Waters had driven into bankruptcy in quick order as soon as he gained control.

This firm was the phoenix born from the ashes of the original and, though it brandished Waters’s name, was apparently owned by one of the firm’s other attorneys whose money was really behind it.

She didn’t know how adept a lawyer any of them were, but their style and decor was the polar opposite of the venerated halls of Tormelle & Quick.

Galen opened the door at Ronnie’s knock. “Don’t you look lovely,” he greeted her.

He made a move as if to hug her and she automatically stiffened.

“Oh, is that the way it’s going to be?” He feigned disappointment.

“Here.” She handed him the envelope. “Maybe you should have your lawyer make sure everything’s in order.”

“A joke?” He grinned, showing an actual smile, the smile that had won her over in a past life where now she wondered if she’d been unconsciously taking some kind of hallucinogenic drug that had skewed reality.

She looked past him to his desk and realized it was exactly as her mind had made it: the dark wood, the black chair, the space beneath where Shana had been crouching.

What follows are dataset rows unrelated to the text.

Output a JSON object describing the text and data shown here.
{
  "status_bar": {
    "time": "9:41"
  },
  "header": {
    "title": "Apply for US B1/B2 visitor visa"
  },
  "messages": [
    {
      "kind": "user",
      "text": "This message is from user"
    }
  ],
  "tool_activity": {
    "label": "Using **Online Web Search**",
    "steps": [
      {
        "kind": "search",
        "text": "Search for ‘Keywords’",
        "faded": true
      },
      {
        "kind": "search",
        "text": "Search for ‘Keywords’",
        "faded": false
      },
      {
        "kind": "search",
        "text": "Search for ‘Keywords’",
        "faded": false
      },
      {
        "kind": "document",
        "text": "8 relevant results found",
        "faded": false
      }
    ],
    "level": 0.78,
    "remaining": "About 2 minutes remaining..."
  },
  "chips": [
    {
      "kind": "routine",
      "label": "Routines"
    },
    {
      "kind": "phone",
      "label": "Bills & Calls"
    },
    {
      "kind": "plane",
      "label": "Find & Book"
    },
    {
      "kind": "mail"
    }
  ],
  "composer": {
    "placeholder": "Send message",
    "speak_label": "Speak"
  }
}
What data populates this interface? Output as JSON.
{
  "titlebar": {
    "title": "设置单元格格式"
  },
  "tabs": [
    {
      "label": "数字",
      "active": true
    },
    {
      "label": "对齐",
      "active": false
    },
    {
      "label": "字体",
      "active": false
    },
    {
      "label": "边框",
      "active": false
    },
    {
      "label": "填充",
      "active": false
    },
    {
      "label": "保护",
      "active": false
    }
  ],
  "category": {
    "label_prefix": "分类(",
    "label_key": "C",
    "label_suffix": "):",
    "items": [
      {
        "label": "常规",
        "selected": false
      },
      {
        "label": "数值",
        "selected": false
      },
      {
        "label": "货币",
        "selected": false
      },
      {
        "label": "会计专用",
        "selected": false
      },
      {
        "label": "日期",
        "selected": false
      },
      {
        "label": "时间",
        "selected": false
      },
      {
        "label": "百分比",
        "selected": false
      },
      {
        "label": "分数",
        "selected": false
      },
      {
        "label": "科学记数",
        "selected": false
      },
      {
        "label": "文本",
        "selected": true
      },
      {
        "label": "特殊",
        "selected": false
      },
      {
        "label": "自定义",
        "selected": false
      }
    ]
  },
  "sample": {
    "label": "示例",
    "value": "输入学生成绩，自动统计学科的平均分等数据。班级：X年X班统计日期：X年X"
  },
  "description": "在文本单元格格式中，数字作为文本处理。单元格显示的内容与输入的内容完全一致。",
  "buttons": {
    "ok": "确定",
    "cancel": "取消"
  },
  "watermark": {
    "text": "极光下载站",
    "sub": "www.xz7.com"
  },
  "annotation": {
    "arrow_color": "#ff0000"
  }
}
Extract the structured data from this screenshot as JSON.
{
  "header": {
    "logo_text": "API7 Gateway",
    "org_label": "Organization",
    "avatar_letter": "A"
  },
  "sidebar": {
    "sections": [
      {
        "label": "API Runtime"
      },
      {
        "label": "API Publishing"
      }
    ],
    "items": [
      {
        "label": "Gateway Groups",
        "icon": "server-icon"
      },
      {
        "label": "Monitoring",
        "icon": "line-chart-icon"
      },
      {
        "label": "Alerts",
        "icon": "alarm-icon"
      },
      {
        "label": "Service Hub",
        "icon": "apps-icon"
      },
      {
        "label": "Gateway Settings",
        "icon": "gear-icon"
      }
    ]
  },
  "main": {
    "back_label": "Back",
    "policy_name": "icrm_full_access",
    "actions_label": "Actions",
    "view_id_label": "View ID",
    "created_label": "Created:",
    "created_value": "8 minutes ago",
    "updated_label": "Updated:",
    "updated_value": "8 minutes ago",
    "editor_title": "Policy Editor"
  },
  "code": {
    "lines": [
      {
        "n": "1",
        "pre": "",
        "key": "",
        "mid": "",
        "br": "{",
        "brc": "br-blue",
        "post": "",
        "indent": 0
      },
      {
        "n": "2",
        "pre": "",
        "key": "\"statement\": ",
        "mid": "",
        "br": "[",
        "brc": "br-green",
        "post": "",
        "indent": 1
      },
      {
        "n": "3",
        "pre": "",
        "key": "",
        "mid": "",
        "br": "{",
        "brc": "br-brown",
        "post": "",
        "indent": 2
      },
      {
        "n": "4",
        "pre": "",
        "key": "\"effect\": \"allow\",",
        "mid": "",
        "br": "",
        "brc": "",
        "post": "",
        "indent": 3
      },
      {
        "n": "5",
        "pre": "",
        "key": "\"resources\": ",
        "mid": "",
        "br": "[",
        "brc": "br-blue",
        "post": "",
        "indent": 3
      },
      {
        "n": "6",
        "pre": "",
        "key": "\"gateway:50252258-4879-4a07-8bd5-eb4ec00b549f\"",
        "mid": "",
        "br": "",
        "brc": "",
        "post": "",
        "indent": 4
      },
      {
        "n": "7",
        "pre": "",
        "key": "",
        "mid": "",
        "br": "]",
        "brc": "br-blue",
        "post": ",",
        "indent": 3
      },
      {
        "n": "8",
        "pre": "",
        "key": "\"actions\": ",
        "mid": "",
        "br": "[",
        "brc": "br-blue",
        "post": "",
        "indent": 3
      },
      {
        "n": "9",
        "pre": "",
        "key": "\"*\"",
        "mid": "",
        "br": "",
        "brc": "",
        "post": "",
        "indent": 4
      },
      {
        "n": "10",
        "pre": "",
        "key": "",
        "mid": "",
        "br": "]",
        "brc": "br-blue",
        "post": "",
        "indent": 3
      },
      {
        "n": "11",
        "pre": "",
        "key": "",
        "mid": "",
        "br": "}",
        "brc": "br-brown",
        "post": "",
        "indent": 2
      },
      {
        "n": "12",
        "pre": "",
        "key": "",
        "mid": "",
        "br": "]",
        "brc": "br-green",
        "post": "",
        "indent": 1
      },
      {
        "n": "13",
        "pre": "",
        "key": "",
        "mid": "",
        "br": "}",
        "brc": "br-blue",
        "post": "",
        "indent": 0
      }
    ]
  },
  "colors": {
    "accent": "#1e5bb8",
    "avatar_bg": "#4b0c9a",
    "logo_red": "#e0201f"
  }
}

A gentle fizzing ran along her nerves.

“What?” Galen asked, regarding her closely.

Ronnie inhaled sharply. No. It hadn’t been Shana. It was someone else kneeling in front of Galen. Similar body type, but not Shana. Someone else …

Mrs. Bernard K. Waters.

Oh.

“Having one of your ‘moments’?” Galen asked, long-suffering. “Can’t we forgo all that and have a nice lunch? There’s a bistro across the street. Nothing fancy. Just somewhere we can be civilized and toast the end of our marriage.”

“Why would you even care?”

“I’m trying to be nice here, Ronnie.”

“Why start now?”

“You always have to be such a fucking bitch, don’t you?” he said on a sigh. “You whined to your father and he kicked me out. Okay. One of us, at least, is trying to put it all behind us.”

“That’s not why he asked you to leave.”

“Asked me to leave?” He scoffed. “I could sue him for nearly ruining my reputation. Luckily, Bernard saw my potential. I didn’t want to leave River Glen, but I almost had to, thanks to Jonas and you.”

“You did that all by yourself. Although, looks like you’ve been having some recent help.”

“What do you mean? No. Keep it to yourself. I’ve had enough of your predictions.”

“Blow jobs under the desk? Not sure Bernard’s going to like that one.”

“More aspersions. You’re making it hard to stay nice.”

“Who did the interior design work here?”

“Why?”

“Maybe Mrs. Bernard K. Waters? Just kneeling on the carpet to test its weave?”

A flush crept up Galen’s neck. He lifted a finger, as if he wanted to shake it in front of her face. A moment later he collected himself, turned away and snipped, “Okay. Fine. I’ll get this filed immediately.”

“So … no lunch?”

“Goodbye, Veronica.”

“It’s Ms. Quick to you.”

She found herself smiling a little as she hurried through the rain to her car.